Celeste fu soprannominata “La Pantera Nera“, una donna dal cuore freddo e calcolatore, pronta a tradire la sua stessa gente per il proprio tornaconto personale. Un tempo ammirata per la sua bellezza, ora era diventata il simbolo dell’infamia e del tradimento più profondo.
La storia di Celeste Di Porto: dal tradimento alla redenzione
Nel 1944, Roma fu liberata dalle forze anglo-americane, e la vita di Celeste Di Porto cambiò drasticamente. Decise di abbandonare il suo passato, insieme al suo vero nome, e si reinventò come Stella Martinelli. Napoli sembrava offrirle un rifugio sicuro, sperando che il caos del dopoguerra le garantisse un anonimato protettivo.
Tuttavia, il passato ha un modo tutto suo di tornare alla ribalta. Infatti, due sopravvissuti al rastrellamento di Roma, che si trovavano in città, la riconobbero e la fecero arrestare, mettendo fine alla sua brevissima fuga. Il 5 marzo 1947 iniziò il processo, in un’atmosfera carica di rabbia, dolore e desiderio di giustizia. La Pantera Nera, che prima era una predatrice, ora era diventata preda.
In tribunale, il Pubblico Ministero richiese una pena severa di 30 anni di reclusione. Ma il 9 giugno 1947, dopo un’intensa discussione della durata di otto ore nella stanza del consiglio, il giudice pronunciò la sentenza: 12 anni di carcere. Celeste venne riconosciuta colpevole di sequestro di persona e furto, crimini connessi ai gioielli che aveva rubato alle sue vittime.
Tuttavia, la sua storia non finì dietro le sbarre. Infatti, grazie a un indulto, il 10 marzo dello stesso anno Celeste uscì dalla prigione di Perugia. Da donna libera, decise di compiere un gesto di profonda trasformazione personale, abbracciando la fede cattolica e scegliendo di sottoporsi al rito del battesimo.

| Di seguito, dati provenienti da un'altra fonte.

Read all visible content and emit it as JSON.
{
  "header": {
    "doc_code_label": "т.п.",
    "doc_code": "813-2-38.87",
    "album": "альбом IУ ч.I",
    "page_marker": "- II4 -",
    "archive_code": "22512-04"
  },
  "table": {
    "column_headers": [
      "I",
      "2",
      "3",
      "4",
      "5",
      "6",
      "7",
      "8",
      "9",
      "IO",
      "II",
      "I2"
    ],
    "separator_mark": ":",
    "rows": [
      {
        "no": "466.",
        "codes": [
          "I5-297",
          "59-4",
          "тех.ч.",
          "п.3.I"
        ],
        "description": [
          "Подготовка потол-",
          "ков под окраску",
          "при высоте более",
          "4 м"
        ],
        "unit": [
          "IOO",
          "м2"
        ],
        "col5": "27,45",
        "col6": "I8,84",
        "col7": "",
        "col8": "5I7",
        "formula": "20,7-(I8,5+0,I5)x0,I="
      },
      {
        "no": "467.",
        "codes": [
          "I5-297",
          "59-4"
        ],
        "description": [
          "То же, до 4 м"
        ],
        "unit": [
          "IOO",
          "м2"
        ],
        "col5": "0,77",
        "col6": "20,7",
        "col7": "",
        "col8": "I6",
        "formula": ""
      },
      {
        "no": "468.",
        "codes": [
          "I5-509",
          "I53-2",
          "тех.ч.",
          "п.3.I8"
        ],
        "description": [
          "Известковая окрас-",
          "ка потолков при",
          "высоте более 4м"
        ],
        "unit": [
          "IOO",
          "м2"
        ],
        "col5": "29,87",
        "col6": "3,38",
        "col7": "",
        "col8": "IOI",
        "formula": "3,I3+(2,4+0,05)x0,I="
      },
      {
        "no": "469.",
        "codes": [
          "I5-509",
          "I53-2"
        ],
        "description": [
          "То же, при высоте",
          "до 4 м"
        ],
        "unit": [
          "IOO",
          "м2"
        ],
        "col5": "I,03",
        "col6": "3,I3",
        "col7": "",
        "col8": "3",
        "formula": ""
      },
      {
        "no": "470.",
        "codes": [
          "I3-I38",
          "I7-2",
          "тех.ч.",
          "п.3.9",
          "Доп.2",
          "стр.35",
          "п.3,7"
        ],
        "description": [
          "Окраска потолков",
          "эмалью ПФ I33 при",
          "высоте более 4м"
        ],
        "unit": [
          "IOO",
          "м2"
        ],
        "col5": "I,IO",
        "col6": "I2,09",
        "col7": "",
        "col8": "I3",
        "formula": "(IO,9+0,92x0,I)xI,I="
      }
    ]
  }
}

Un intenso sentimento di indignazione si diffuse tra la comunità ebraica. Tanto che, durante una cena in un ristorante romano, Celeste si trovò di fronte alla cruda e incontenibile rabbia di coloro che la riconobbero, desiderosi di linciarla. Questo la costrinse nuovamente a lasciare la sua città e a cercare rifugio altrove. Si trasferì prima a Trento e poi a Milano, sempre in fuga dal suo passato. Infine, tornò a Roma, città che un tempo aveva amato, per trascorrere i suoi ultimi anni fino alla sua morte nel 1981.